Mas antes de sair comprando mil bugigangas achando que tá criando a nova 1,99 do século…
vamos começar pelo óbvio que quase ninguém faz:
👉 ser objetivo.
O que exatamente você vai vender?
Detergente?
Água?
Produto italiano gourmet que ninguém sabe pronunciar?
Escolha.
Defina.
Pare de achar que dá pra vender “de tudo um pouco” e ainda ter lucro.
Isso só funciona na cabeça de quem nunca abriu planilha. 🤡
Depois vem a lista de produtos.
Fornecedor certo.
Pesquisa de preço.
Prazo.
Entrega.
Diversidade.
Tudo bonitinho.
E aí sabe pra quem você entrega essa lista?
Pro seu contador.
Sim, o contador.
Essa criatura subestimada que deveria ser o PRIMEIRO nome no seu time.
Porque é ele quem vai:
✔️ cruzar seus produtos com a legislação,
✔️ configurar seu operacional,
✔️ projetar tributos,
✔️ definir o melhor enquadramento tributário,
✔️ e te dizer pra quem você pode vender sem quebrar antes do primeiro boleto.
Enquanto isso, sabe o que o empreendedor médio faz?
Pega uma caneta que custou R$0,50 e acha que vender por R$1,50 é lucro.
É assim que nasce um negócio… e morre um financeiro.

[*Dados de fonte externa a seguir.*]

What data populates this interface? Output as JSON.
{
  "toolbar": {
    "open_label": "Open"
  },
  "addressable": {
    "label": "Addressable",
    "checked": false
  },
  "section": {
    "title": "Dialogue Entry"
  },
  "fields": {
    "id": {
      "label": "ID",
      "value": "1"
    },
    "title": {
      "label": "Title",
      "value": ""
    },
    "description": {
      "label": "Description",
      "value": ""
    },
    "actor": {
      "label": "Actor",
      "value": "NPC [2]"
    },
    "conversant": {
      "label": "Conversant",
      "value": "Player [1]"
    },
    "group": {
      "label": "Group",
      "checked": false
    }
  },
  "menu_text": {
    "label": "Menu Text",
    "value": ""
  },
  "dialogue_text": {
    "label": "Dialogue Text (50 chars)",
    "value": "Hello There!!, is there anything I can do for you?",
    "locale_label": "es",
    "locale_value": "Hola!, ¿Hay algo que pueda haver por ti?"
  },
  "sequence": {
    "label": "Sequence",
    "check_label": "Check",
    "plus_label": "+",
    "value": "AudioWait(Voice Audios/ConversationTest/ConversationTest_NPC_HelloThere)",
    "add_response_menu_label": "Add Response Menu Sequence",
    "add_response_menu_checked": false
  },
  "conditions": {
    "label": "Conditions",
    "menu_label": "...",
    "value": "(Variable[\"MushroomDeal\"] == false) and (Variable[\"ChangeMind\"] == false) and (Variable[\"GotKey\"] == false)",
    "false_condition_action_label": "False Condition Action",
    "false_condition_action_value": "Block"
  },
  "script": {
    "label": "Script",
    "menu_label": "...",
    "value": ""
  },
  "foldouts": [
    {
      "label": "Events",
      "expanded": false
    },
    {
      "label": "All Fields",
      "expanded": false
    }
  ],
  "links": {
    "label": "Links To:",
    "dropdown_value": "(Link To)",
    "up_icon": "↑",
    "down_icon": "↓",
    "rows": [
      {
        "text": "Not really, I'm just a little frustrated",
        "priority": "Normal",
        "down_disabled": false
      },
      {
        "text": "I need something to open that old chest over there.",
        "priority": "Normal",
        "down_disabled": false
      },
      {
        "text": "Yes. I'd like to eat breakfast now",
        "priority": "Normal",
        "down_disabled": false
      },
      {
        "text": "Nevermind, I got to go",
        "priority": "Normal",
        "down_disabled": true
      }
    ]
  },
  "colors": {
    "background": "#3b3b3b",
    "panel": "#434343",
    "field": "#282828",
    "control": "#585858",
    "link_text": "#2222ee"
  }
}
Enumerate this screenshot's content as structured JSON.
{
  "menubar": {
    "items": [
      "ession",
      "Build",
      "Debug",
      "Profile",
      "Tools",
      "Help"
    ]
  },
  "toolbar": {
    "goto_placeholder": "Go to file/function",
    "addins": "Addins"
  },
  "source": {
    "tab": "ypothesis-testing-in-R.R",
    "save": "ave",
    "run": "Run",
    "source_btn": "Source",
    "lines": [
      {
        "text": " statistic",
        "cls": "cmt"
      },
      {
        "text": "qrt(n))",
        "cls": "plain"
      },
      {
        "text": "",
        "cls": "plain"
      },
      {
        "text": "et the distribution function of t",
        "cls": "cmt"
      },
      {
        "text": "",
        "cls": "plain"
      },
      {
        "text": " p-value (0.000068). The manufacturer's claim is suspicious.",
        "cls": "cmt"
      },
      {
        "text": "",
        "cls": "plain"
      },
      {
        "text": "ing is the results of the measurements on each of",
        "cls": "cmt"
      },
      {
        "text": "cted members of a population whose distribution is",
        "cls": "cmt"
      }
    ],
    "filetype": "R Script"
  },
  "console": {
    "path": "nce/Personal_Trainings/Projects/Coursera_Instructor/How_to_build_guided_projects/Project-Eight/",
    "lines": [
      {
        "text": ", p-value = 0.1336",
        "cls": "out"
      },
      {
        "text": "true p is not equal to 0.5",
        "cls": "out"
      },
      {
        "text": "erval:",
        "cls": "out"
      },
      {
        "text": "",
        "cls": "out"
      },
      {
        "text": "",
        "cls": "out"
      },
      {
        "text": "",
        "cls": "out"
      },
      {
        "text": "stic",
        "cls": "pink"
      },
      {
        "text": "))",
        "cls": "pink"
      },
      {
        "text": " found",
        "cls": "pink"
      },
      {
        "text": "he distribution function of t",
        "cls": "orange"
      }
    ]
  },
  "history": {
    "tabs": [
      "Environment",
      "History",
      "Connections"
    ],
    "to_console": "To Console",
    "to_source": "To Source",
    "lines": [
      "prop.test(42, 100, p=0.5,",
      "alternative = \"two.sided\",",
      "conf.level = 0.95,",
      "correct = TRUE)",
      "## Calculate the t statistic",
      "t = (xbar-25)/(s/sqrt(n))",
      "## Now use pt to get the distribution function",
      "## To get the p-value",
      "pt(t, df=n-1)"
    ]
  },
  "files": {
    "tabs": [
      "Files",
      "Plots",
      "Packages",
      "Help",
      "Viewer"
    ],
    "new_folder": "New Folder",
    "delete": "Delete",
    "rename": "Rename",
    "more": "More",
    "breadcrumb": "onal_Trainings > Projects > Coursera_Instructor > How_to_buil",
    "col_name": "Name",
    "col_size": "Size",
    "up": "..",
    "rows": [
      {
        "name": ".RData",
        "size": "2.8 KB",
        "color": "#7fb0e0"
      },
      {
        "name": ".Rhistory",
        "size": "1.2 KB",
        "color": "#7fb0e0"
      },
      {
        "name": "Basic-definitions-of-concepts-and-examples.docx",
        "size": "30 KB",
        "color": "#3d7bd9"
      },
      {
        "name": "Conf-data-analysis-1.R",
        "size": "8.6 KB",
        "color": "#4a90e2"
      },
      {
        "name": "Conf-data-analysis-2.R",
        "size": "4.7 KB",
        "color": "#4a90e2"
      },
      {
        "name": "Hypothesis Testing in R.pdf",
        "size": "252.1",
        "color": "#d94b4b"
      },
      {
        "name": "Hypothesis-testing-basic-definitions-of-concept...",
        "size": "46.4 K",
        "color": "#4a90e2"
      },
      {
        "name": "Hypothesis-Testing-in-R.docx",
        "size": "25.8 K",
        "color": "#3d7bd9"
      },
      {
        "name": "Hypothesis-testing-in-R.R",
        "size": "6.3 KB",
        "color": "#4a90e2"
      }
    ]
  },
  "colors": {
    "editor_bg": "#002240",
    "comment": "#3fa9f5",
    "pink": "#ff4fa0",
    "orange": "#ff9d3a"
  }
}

Precificação não é achismo.
É cálculo.
É estratégia.
É contador financista — tipo a gente — pegando sua mão e impedindo você de cometer um crime contra o próprio lucro.
E aí, com tudo organizado, seu contador abre ou ajusta seu CNPJ e você finalmente passa a vender de forma legal, lucrativa e sustentável.
Nada de chutômetro.
Nada de “depois eu vejo.”
Agora, a pergunta que importa:
👉 Você quer vender certo ou quer continuar br**cando de comerciante amador?